Short-term rentals, tightening immediately extended to Emilia-Romagna
After the Constitutional Court ruling on Tuscany comes a new regional law. New use and more powers for municipalities introduced
Key points
The squeeze on short-term rentals is advancing. Twenty-four hours were enough, after the historic Constitutional Court ruling that gave the green light to regional laws limiting the phenomenon of tourist rentals, and already local governments are moving to regulate the phenomenon.
The Law
The Emilia-Romagna Regional Council yesterday approved the law regulating the rules for this type of activity. The text, proposed by the regional council, passed with the vote in favour of the PD, Avs, Civics and the 5 Star Movement and the vote against of Fdi, Forza Italia, Civic Network and the League. It is a law whose process had, clearly, already begun some time ago but which, ideally, has a strong connection with both Tuscany's law (the subject of the rejected constitutional challenge) and the Consulta's ruling.
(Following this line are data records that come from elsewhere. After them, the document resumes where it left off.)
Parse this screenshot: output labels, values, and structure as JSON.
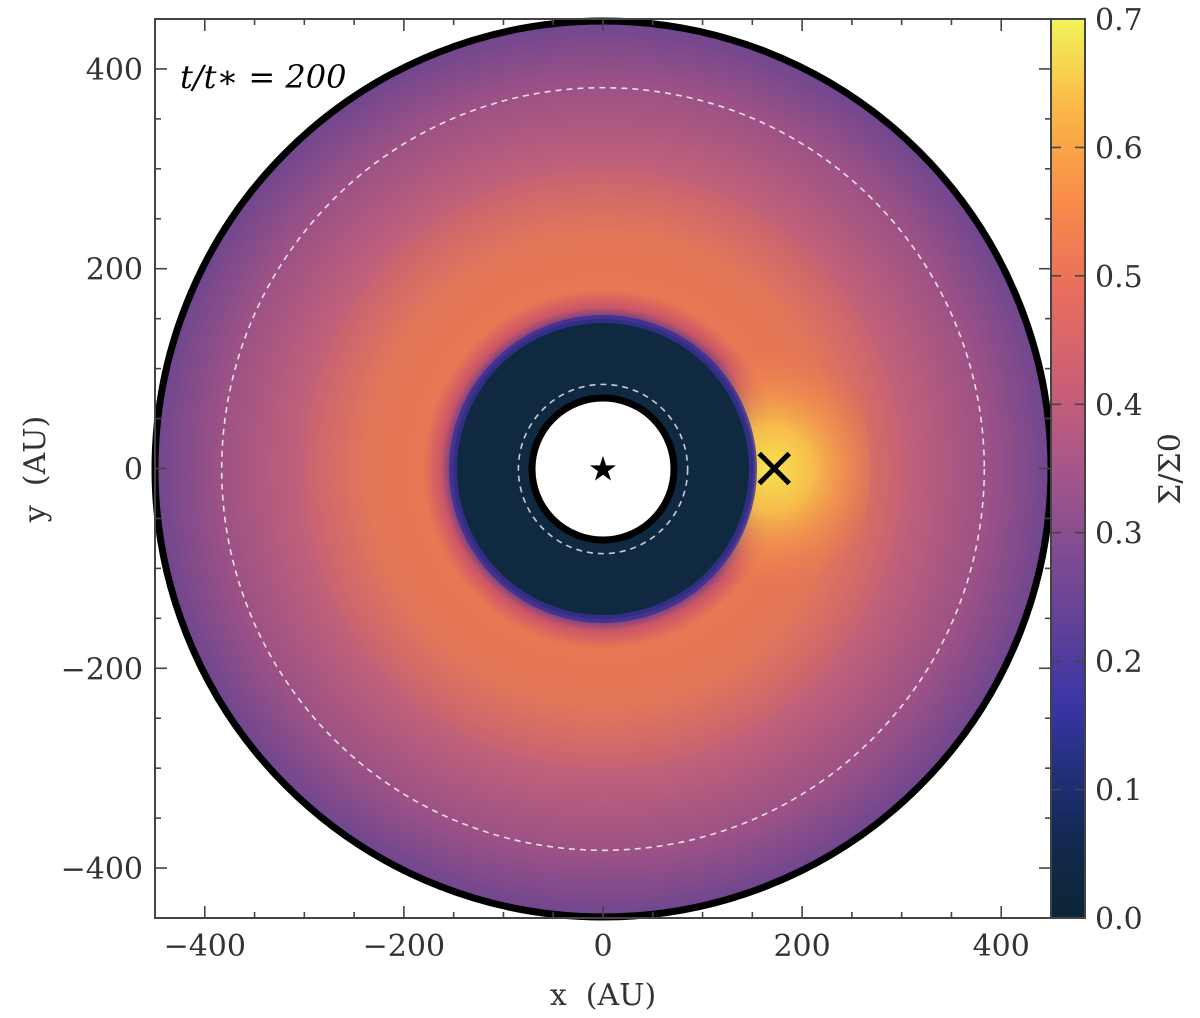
{
  "chart_data": {
    "type": "heatmap",
    "annotation": "t/t∗ = 200",
    "xlabel": "x  (AU)",
    "ylabel": "y  (AU)",
    "xlim": [
      -450,
      450
    ],
    "ylim": [
      -450,
      450
    ],
    "xticks": [
      {
        "value": -400,
        "label": "−400"
      },
      {
        "value": -200,
        "label": "−200"
      },
      {
        "value": 0,
        "label": "0"
      },
      {
        "value": 200,
        "label": "200"
      },
      {
        "value": 400,
        "label": "400"
      }
    ],
    "yticks": [
      {
        "value": 400,
        "label": "400"
      },
      {
        "value": 200,
        "label": "200"
      },
      {
        "value": 0,
        "label": "0"
      },
      {
        "value": -200,
        "label": "−200"
      },
      {
        "value": -400,
        "label": "−400"
      }
    ],
    "colorbar": {
      "label": "Σ/Σ0",
      "range": [
        0.0,
        0.7
      ],
      "colormap": "plasma-like (dark navy → indigo → purple → orange → yellow)",
      "ticks": [
        {
          "value": 0.0,
          "label": "0.0"
        },
        {
          "value": 0.1,
          "label": "0.1"
        },
        {
          "value": 0.2,
          "label": "0.2"
        },
        {
          "value": 0.3,
          "label": "0.3"
        },
        {
          "value": 0.4,
          "label": "0.4"
        },
        {
          "value": 0.5,
          "label": "0.5"
        },
        {
          "value": 0.6,
          "label": "0.6"
        },
        {
          "value": 0.7,
          "label": "0.7"
        }
      ]
    },
    "disk": {
      "outer_radius_au": 450,
      "inner_hole_radius_au": 70,
      "gap_outer_edge_au": 155,
      "dashed_circle_radii_au": [
        85,
        383
      ],
      "profile": [
        {
          "r": 70,
          "sigma": 0.01
        },
        {
          "r": 140,
          "sigma": 0.03
        },
        {
          "r": 160,
          "sigma": 0.45
        },
        {
          "r": 220,
          "sigma": 0.45
        },
        {
          "r": 300,
          "sigma": 0.36
        },
        {
          "r": 380,
          "sigma": 0.29
        },
        {
          "r": 450,
          "sigma": 0.26
        }
      ],
      "crescent_peak": {
        "x": 170,
        "y": 0,
        "sigma": 0.7
      }
    },
    "markers": [
      {
        "name": "star",
        "symbol": "★",
        "x": 0,
        "y": 0
      },
      {
        "name": "vortex",
        "symbol": "✕",
        "x": 172,
        "y": 0
      }
    ]
  }
}
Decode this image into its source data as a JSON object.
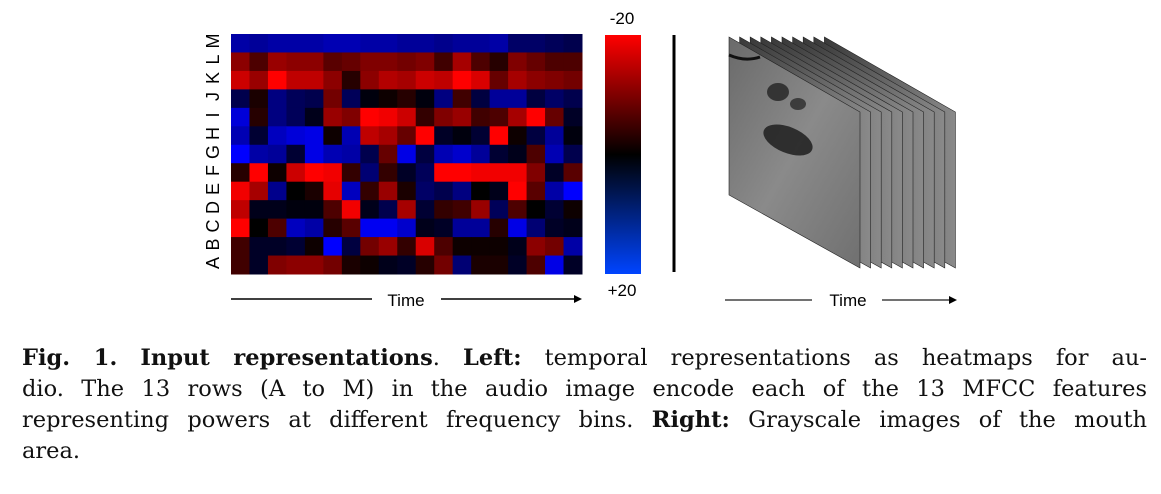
{
  "figure": {
    "row_labels": [
      "A",
      "B",
      "C",
      "D",
      "E",
      "F",
      "G",
      "H",
      "I",
      "J",
      "K",
      "L",
      "M"
    ],
    "time_label": "Time",
    "colorbar": {
      "top_label": "-20",
      "bottom_label": "+20",
      "min_color": "#ff0000",
      "mid_color": "#000000",
      "max_color": "#0000ff"
    },
    "frame_count": 10
  },
  "chart_data": {
    "type": "heatmap",
    "title": "",
    "xlabel": "Time",
    "ylabel": "",
    "rows_top_to_bottom": [
      "M",
      "L",
      "K",
      "J",
      "I",
      "H",
      "G",
      "F",
      "E",
      "D",
      "C",
      "B",
      "A"
    ],
    "columns": 19,
    "range": [
      -20,
      20
    ],
    "values": [
      [
        13,
        12,
        13,
        13,
        13,
        14,
        14,
        13,
        13,
        12,
        12,
        11,
        12,
        12,
        13,
        8,
        8,
        7,
        6
      ],
      [
        -11,
        -6,
        -12,
        -11,
        -11,
        -7,
        -8,
        -10,
        -10,
        -9,
        -10,
        -5,
        -13,
        -6,
        -3,
        -10,
        -8,
        -6,
        -6
      ],
      [
        -16,
        -12,
        -20,
        -15,
        -15,
        -11,
        -3,
        -11,
        -14,
        -13,
        -16,
        -15,
        -20,
        -17,
        -8,
        -13,
        -11,
        -10,
        -9
      ],
      [
        6,
        -2,
        10,
        7,
        6,
        -9,
        7,
        1,
        -1,
        -3,
        1,
        10,
        -5,
        5,
        12,
        12,
        5,
        8,
        6
      ],
      [
        17,
        -3,
        10,
        7,
        2,
        -12,
        -10,
        -20,
        -19,
        -16,
        -4,
        -10,
        -12,
        -5,
        -6,
        -13,
        -20,
        -8,
        3
      ],
      [
        14,
        4,
        15,
        17,
        18,
        -1,
        14,
        -15,
        -13,
        -8,
        -20,
        3,
        1,
        4,
        -20,
        -1,
        5,
        12,
        1
      ],
      [
        20,
        13,
        12,
        4,
        18,
        14,
        13,
        6,
        -8,
        18,
        5,
        14,
        16,
        12,
        4,
        2,
        -6,
        14,
        6
      ],
      [
        -3,
        -20,
        -1,
        -16,
        -20,
        -19,
        -4,
        9,
        -4,
        3,
        7,
        -20,
        -20,
        -19,
        -19,
        -19,
        -10,
        3,
        -7
      ],
      [
        -19,
        -13,
        11,
        0,
        -2,
        -18,
        15,
        -4,
        -12,
        -2,
        8,
        6,
        10,
        0,
        2,
        -20,
        -7,
        13,
        20
      ],
      [
        -15,
        2,
        2,
        1,
        1,
        -6,
        -19,
        2,
        6,
        -13,
        4,
        -4,
        -5,
        -12,
        7,
        -6,
        0,
        4,
        -1
      ],
      [
        -20,
        0,
        -6,
        15,
        13,
        -3,
        -7,
        19,
        19,
        16,
        2,
        3,
        12,
        12,
        -3,
        18,
        9,
        3,
        2
      ],
      [
        -5,
        3,
        3,
        4,
        -1,
        20,
        5,
        -9,
        -12,
        -4,
        -17,
        -6,
        -1,
        -1,
        -1,
        2,
        -11,
        -9,
        13
      ],
      [
        -5,
        3,
        -10,
        -11,
        -11,
        -9,
        -2,
        -1,
        2,
        3,
        -3,
        -9,
        9,
        -2,
        -2,
        3,
        -6,
        18,
        3
      ]
    ]
  },
  "caption": {
    "fig_label": "Fig. 1.",
    "title": "Input representations",
    "left_label": "Left:",
    "line1_rest": "temporal representations as heatmaps for au-",
    "line2": "dio. The 13 rows (A to M) in the audio image encode each of the 13 MFCC features",
    "line3_start": "representing powers at different frequency bins.",
    "right_label": "Right:",
    "line3_rest": "Grayscale images of the mouth",
    "line4": "area."
  }
}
The objective," say the regional councillor for tourism, Roberta Frisoni, and the regional councillor for housing, Giovanni Paglia, "is to provide a regulatory framework that allows municipalities, according to their different needs, to act more effectively, protecting the right to housing, but also preserving the tourist vocation of the territories.
What's Changing
The text approved yesterday, in fact, takes up two concepts at the heart of the ruling and already applied precisely in Tuscany. Article 4, in fact, introduces the destination of urban use for short-term rental: this is the key novelty of the law. In other words, units that are rented out under this formula will have to change their residential use, with a potential impact on marketability and a high barrier to entry in administrative terms. By changing use, the units will then have to comply with a long list of requirements (of safety, hygiene, energy efficiency and conformity of installations) but, above all, they will be placed under the lens of the municipalities, which will have the power to impose urban limits.
"The law goes on to say that 'municipalities can identify, in their urban planning tools, specific areas of the municipal territory in which the establishment of short-term rental use is permitted or subject to compliance with specific conditions'. Hence, no longer free growth of the phenomenon, but the possibility for mayors to set limitations, even very strong ones, by monitoring the urbanistic destinations of the properties present on the territory. The administrations, thanks to this new mechanism, will be able to 'establish, for each area, the maximum percentage of residential property units that can be destined for short-term rental'.